At a meeting of the Finance Subcommittee on Wednesday, May 20, Town Manager Michael Borg said that the School Committee had submitted an approved budget of $42.3 million. However, due to the anticipated 10-30 percent drop in Local Aid and reduction to local receipts—estimated at 11.4 percent—all departments have had to make adjustments. As such, the schools have been given a new budget figure of $41.1 million, approximately $1.25 million less than what was sought, though $470,000 more than last year’s.
“We’ve had discussions with the superintendent and looked at what we could accommodate,” said Borg, describing this as a level-service budget.
School Superintendent Scott Holcomb said that the budget subcommittee will need to review this figure and decide what to do. Some potential moves to lessen the gap include not spending $200,000 on technology support staff and another $200,000 on new tech purchases. In addition, the schools have approximately $880,000 in funds from the override that could be allocated to curriculum, technology, and facilities-related expenses. This money was supposed to be used for improvement projects such as a new weight room at the high school and upgrades to the auditorium.
Holcolmb added that if the budget subcommittee didn’t want to take this route, cutting programs may come next.
“When times get better, we want to follow through on these projects,” said Holcomb. “I want to make sure we deliver those things to the people.”
As part of the budget adjustments, every department was asked to turn back unused funds. Business Administrator David Flynn said the schools were able to turn back $288,000 in substitute teaching, transportation, and utility expenses.

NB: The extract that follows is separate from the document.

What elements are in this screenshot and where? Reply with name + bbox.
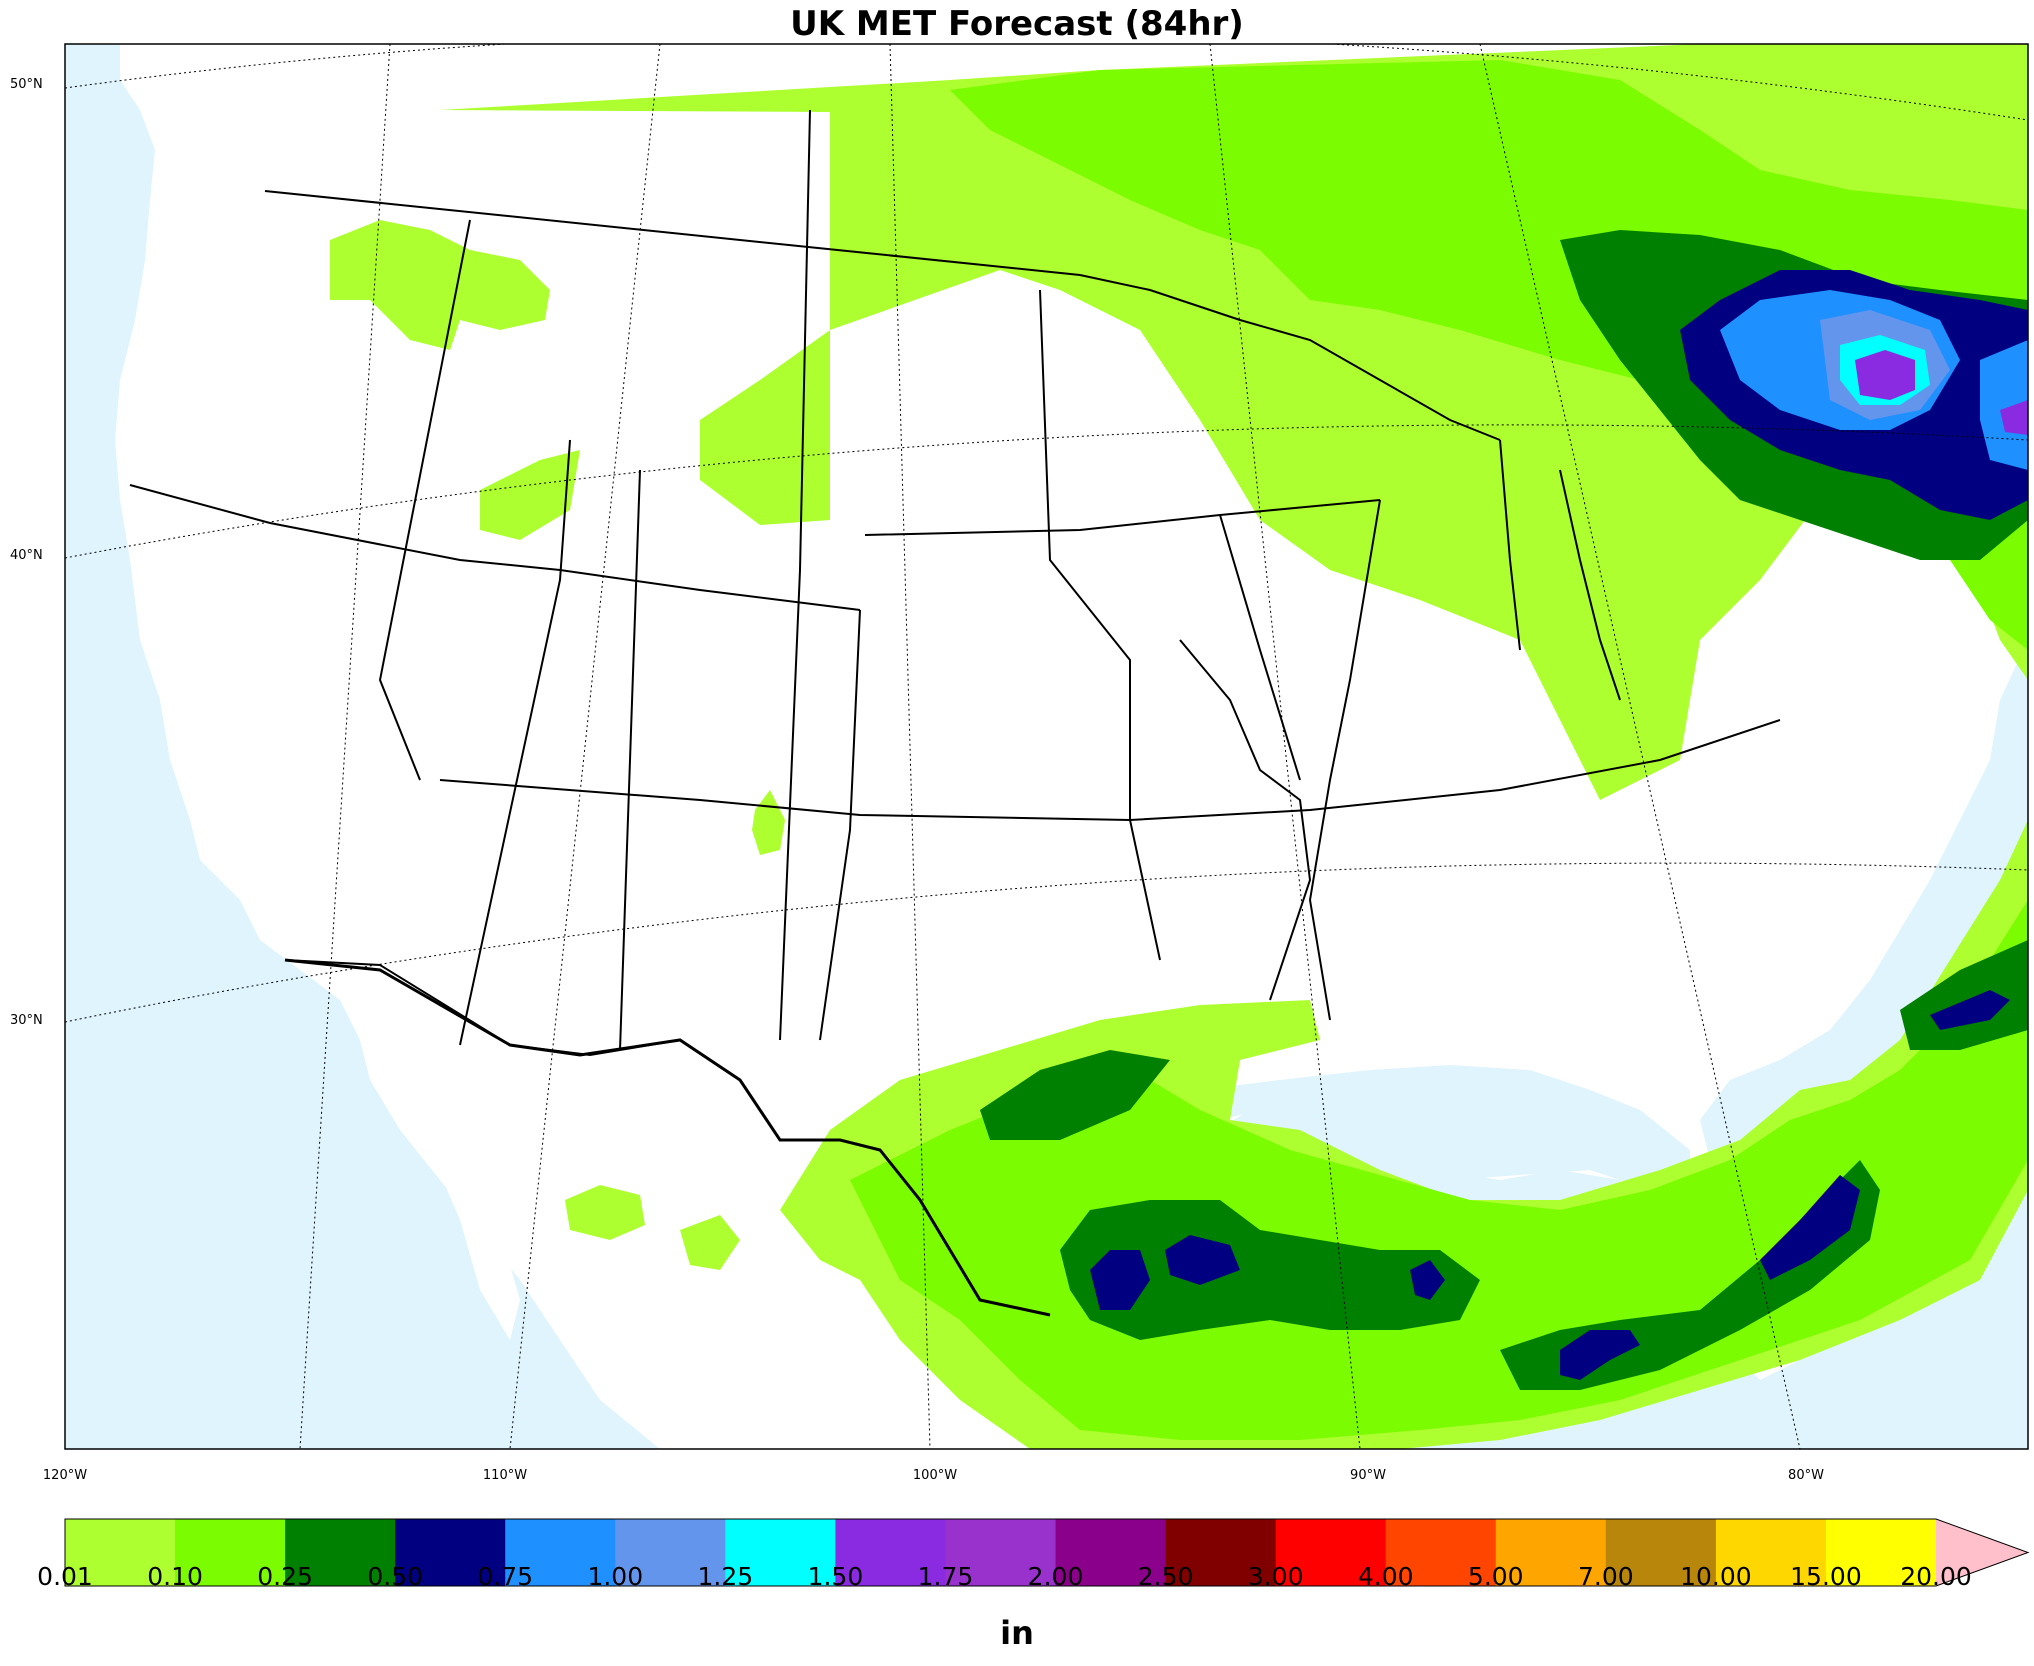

“It’s quite a large savings,” said Flynn.
The discussion also looked at what changes may be needed for the upcoming academic year. At this time, schools are set to reopen in the fall, but just what will need to be done to ensure student safety is an unknown. Some have asked if the same number of students can be in the schools as before, or how more cleaning supplies can be paid for.
Borg had announced earlier this week that the town had been given access up to $2.5 million through the CARES Act, which offers reimbursement for expenses related to the pandemic. This will be made available to the schools as well, and could cover costs related to additional cleaning in those buildings. Ultimately, the confirmed reduction to local aid would be a defining factor in what adjustments need to be made, said Borg.
“We’re just going to hold the course and react when we have that number and make the hard choices if we have to,” he said.